第250話 世の中のこと

文字数 515文字

 今頃になって、世の中の仕組みや物事の考え方などがよく分かるようになってきているように思う。あの時こうすればよかった、こんな方法もあったのだ、世の中はこういう仕掛けでできていたのか、と省みる。今の世の中の流れを見ていて、この結末は多分こうなるだろう、この方向に進んでいくだろう。少しは、物事の先を見通すことができるようになっているのかもしれない。長い歳月と経験がそうさせているのだろうか。
 いまさら手遅れではあるのだが、若い時にはそれに気付かない、こんな簡単なことが分からなかったのだ。否、分かろうとしていなかったのかも知れない。自分が正しい、人の意見を聞くつもりなど全くない、と自分の我を押し通してしまっていたのだろう。
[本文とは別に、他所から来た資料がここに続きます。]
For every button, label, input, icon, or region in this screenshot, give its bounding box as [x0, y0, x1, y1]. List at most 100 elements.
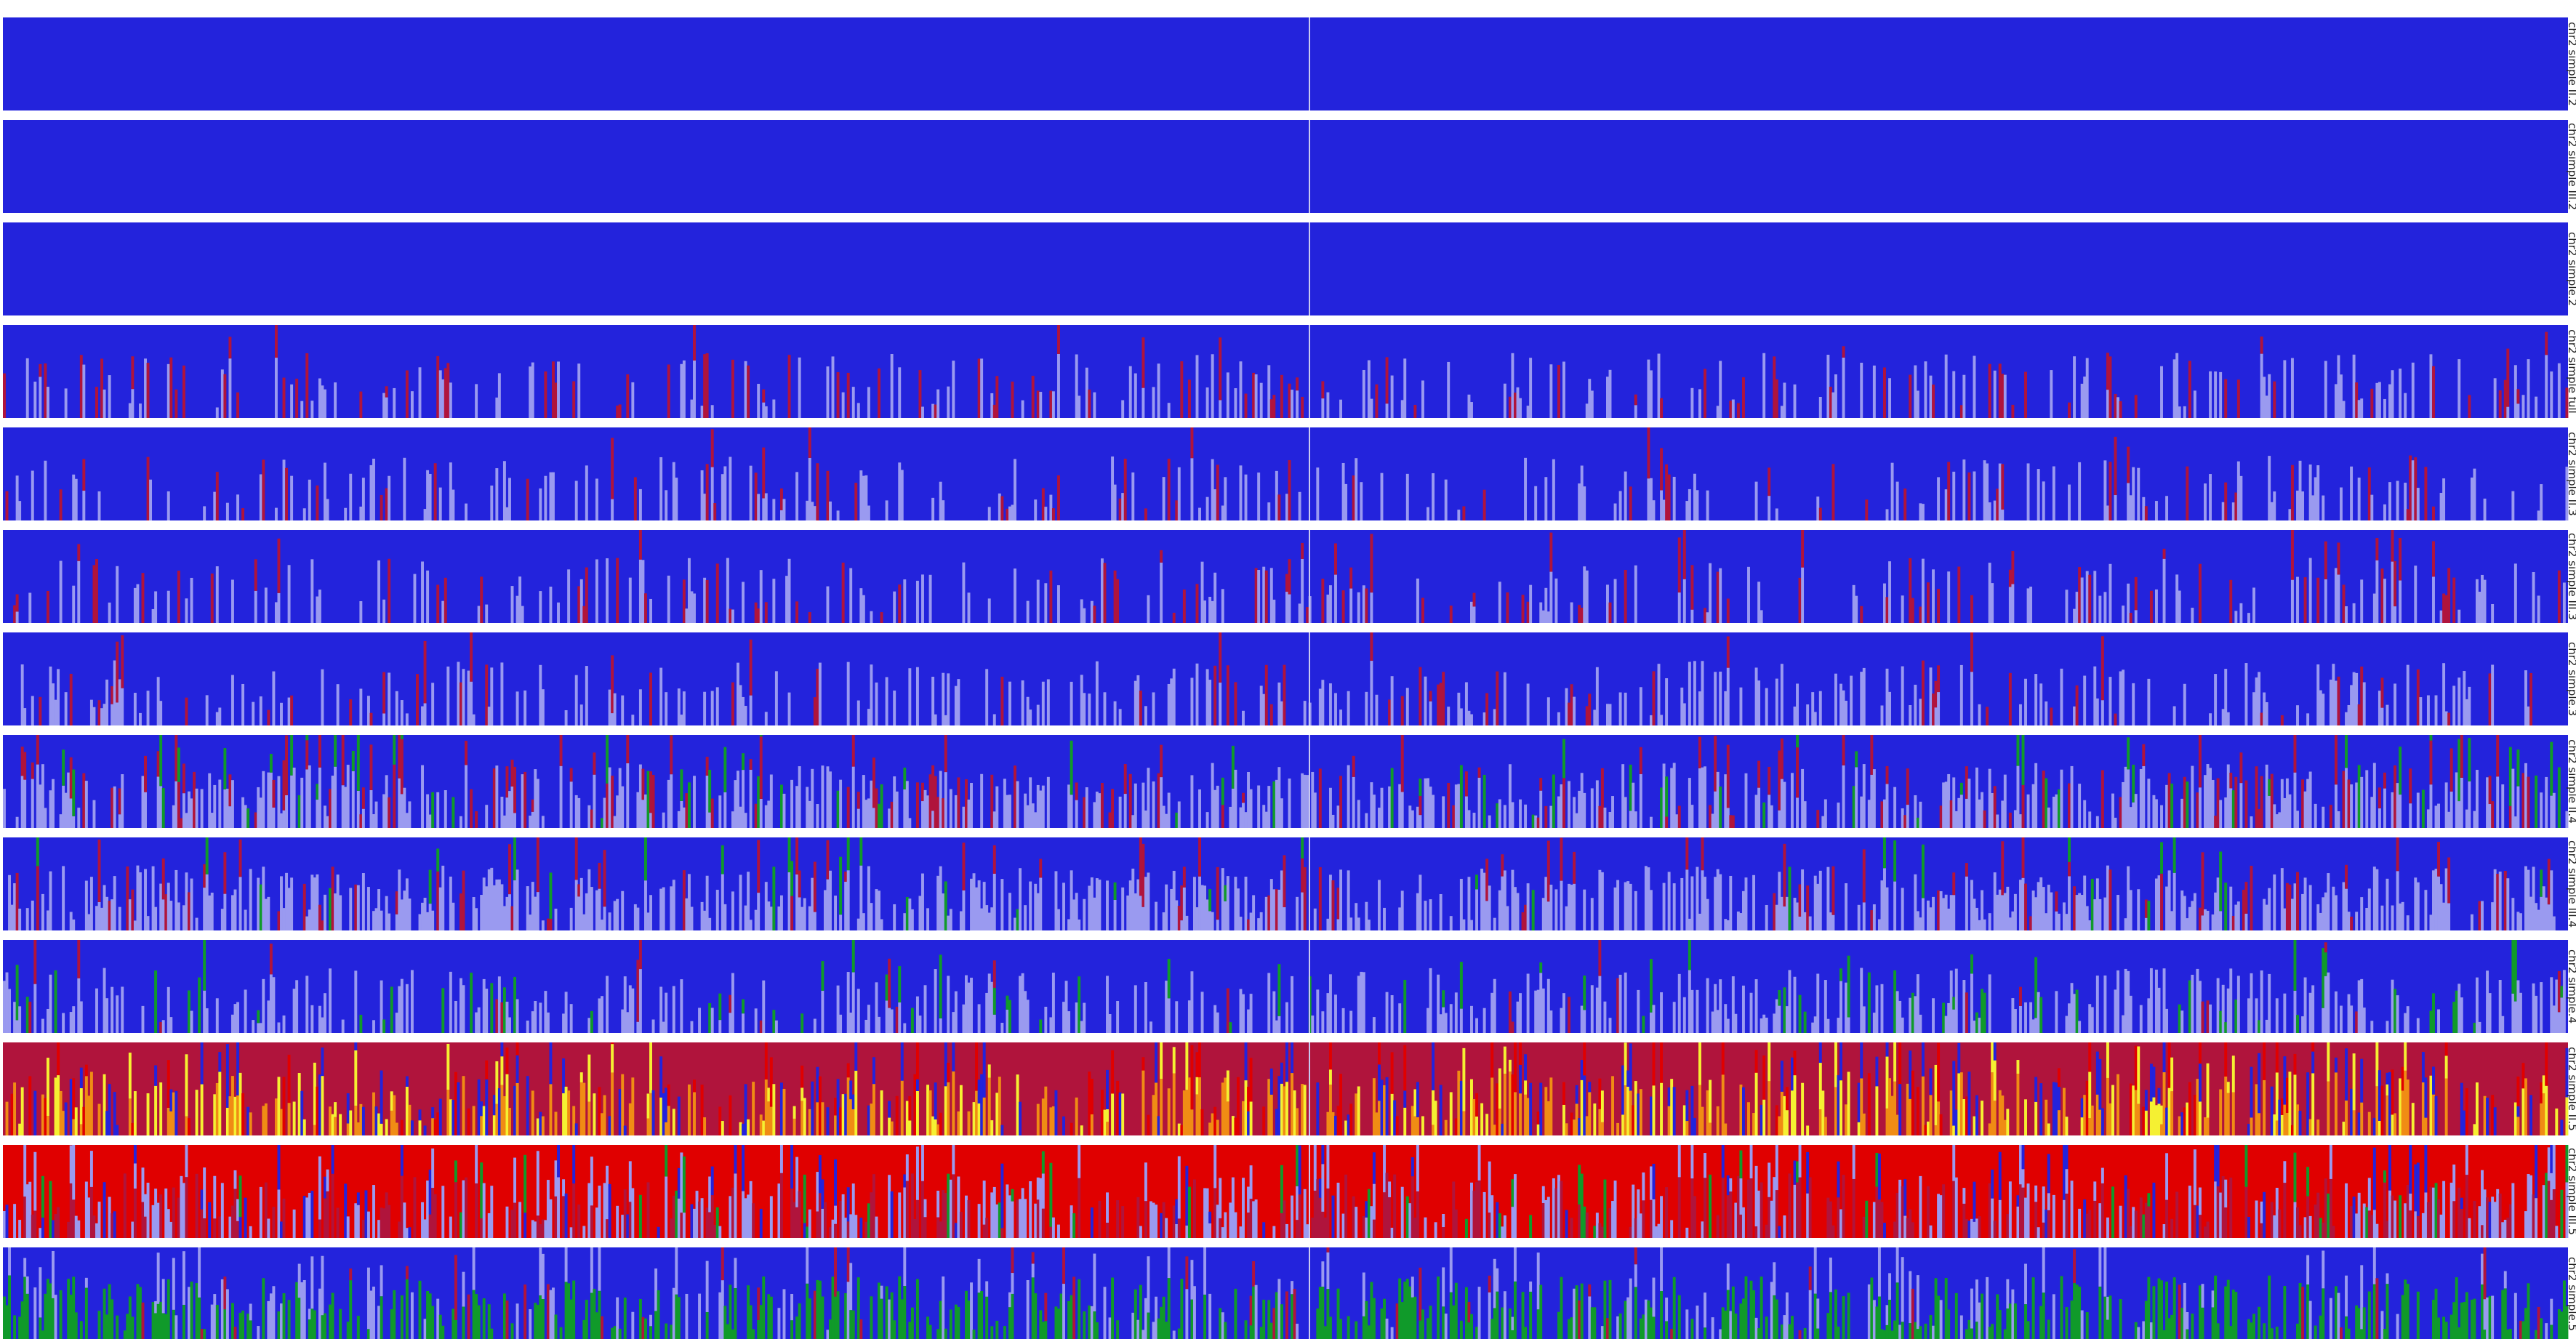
sample-segment: [233, 1170, 237, 1189]
sample-segment: [1909, 1098, 1912, 1135]
sample-segment: [1957, 1042, 1961, 1074]
sample-segment: [2322, 693, 2325, 725]
sample-segment: [1775, 1105, 1778, 1135]
sample-segment: [1198, 876, 1201, 930]
sample-segment: [646, 1093, 650, 1119]
sample-segment: [2090, 1105, 2094, 1135]
sample-segment: [1447, 361, 1450, 418]
sample-segment: [670, 886, 673, 930]
sample-segment: [410, 391, 414, 418]
sample-segment: [2075, 895, 2079, 930]
sample-segment: [2370, 494, 2374, 520]
sample-segment: [2442, 478, 2446, 520]
sample-segment: [1131, 868, 1135, 930]
sample-segment: [2352, 672, 2356, 725]
sample-segment: [1219, 683, 1222, 725]
sample-segment: [2424, 1117, 2428, 1135]
sample-segment: [1600, 1122, 1604, 1135]
sample-segment: [1041, 785, 1045, 828]
sample-segment: [1162, 912, 1165, 930]
sample-segment: [1296, 1186, 1299, 1221]
sample-segment: [2075, 685, 2079, 725]
sample-segment: [5, 972, 9, 1033]
sample-segment: [2483, 1189, 2487, 1238]
sample-segment: [2160, 1124, 2163, 1135]
sample-segment: [1775, 999, 1778, 1033]
sample-segment: [410, 1292, 414, 1339]
sample-segment: [767, 1294, 771, 1339]
sample-segment: [1380, 787, 1384, 828]
sample-segment: [2283, 360, 2287, 418]
sample-segment: [856, 989, 860, 1033]
sample-segment: [324, 805, 326, 828]
sample-segment: [1541, 1202, 1545, 1238]
sample-segment: [1160, 1042, 1163, 1079]
sample-segment: [1798, 1145, 1802, 1178]
sample-segment: [1372, 1219, 1376, 1238]
sample-segment: [1685, 837, 1689, 870]
sample-segment: [1221, 1227, 1224, 1238]
sample-segment: [515, 999, 519, 1033]
sample-segment: [577, 797, 581, 828]
sample-segment: [2432, 993, 2435, 1033]
sample-segment: [841, 562, 845, 623]
sample-segment: [710, 1166, 714, 1196]
sample-segment: [2198, 1063, 2202, 1102]
sample-segment: [2039, 1083, 2043, 1135]
sample-segment: [180, 818, 183, 828]
sample-segment: [816, 804, 819, 828]
sample-segment: [113, 660, 116, 725]
sample-segment: [1044, 507, 1048, 520]
sample-segment: [1075, 1002, 1078, 1033]
sample-segment: [2345, 1048, 2348, 1101]
sample-segment: [2352, 1197, 2356, 1238]
sample-segment: [1501, 854, 1504, 877]
sample-segment: [54, 1214, 57, 1238]
sample-segment: [1970, 973, 1973, 1033]
sample-segment: [1752, 874, 1756, 930]
sample-segment: [2447, 712, 2451, 725]
sample-segment: [2552, 792, 2556, 828]
sample-segment: [318, 1005, 321, 1033]
sample-segment: [339, 1114, 342, 1135]
sample-segment: [982, 1181, 986, 1225]
sample-segment: [779, 1082, 783, 1135]
sample-segment: [2449, 748, 2453, 792]
sample-segment: [1506, 592, 1509, 623]
sample-segment: [1986, 707, 1989, 725]
sample-segment: [685, 898, 689, 930]
sample-segment: [1070, 870, 1073, 930]
sample-segment: [1121, 493, 1125, 520]
sample-segment: [841, 1194, 845, 1238]
sample-segment: [2008, 569, 2012, 587]
sample-segment: [92, 800, 96, 828]
sample-segment: [1293, 1090, 1296, 1135]
sample-segment: [757, 840, 761, 893]
sample-segment: [1519, 398, 1522, 418]
sample-segment: [485, 886, 489, 930]
sample-segment: [1411, 810, 1414, 828]
sample-segment: [849, 1214, 853, 1238]
sample-segment: [1413, 1116, 1417, 1135]
sample-segment: [69, 1183, 73, 1238]
sample-segment: [69, 757, 73, 799]
sample-segment: [2031, 1019, 2035, 1033]
sample-segment: [1662, 763, 1666, 828]
sample-segment: [1526, 973, 1530, 1033]
sample-segment: [236, 494, 239, 520]
sample-segment: [1780, 779, 1783, 828]
sample-segment: [2550, 1145, 2553, 1173]
sample-segment: [1424, 778, 1427, 828]
sample-segment: [1362, 1215, 1365, 1238]
sample-segment: [1959, 782, 1963, 795]
sample-segment: [1231, 788, 1235, 828]
sample-segment: [2008, 917, 2012, 930]
sample-segment: [2204, 909, 2207, 930]
sample-segment: [1706, 978, 1709, 1033]
sample-segment: [811, 1081, 814, 1135]
sample-segment: [59, 1290, 63, 1339]
sample-segment: [821, 990, 824, 1033]
sample-segment: [495, 999, 499, 1033]
sample-segment: [1262, 1222, 1266, 1238]
sample-segment: [977, 1204, 981, 1238]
若気の至りとしか言う他はない。こんなことなら、もっと父や母、人生の先輩の声に耳を傾けるべきだった。心を開いて苦言を聞き入れる度量が足りなかった、と反省しきりの日々が続いている。



 
 人の人生とは案外そういうふうに出来ているのかも知れない。みんな若き日を後悔しながら、今を生きるのが老人なのかもしれない。少し寂しい気はするのだけでれど、それもまたいいと思う自分もいる。
 今日、孫達が今年の初お目見えのやってくる。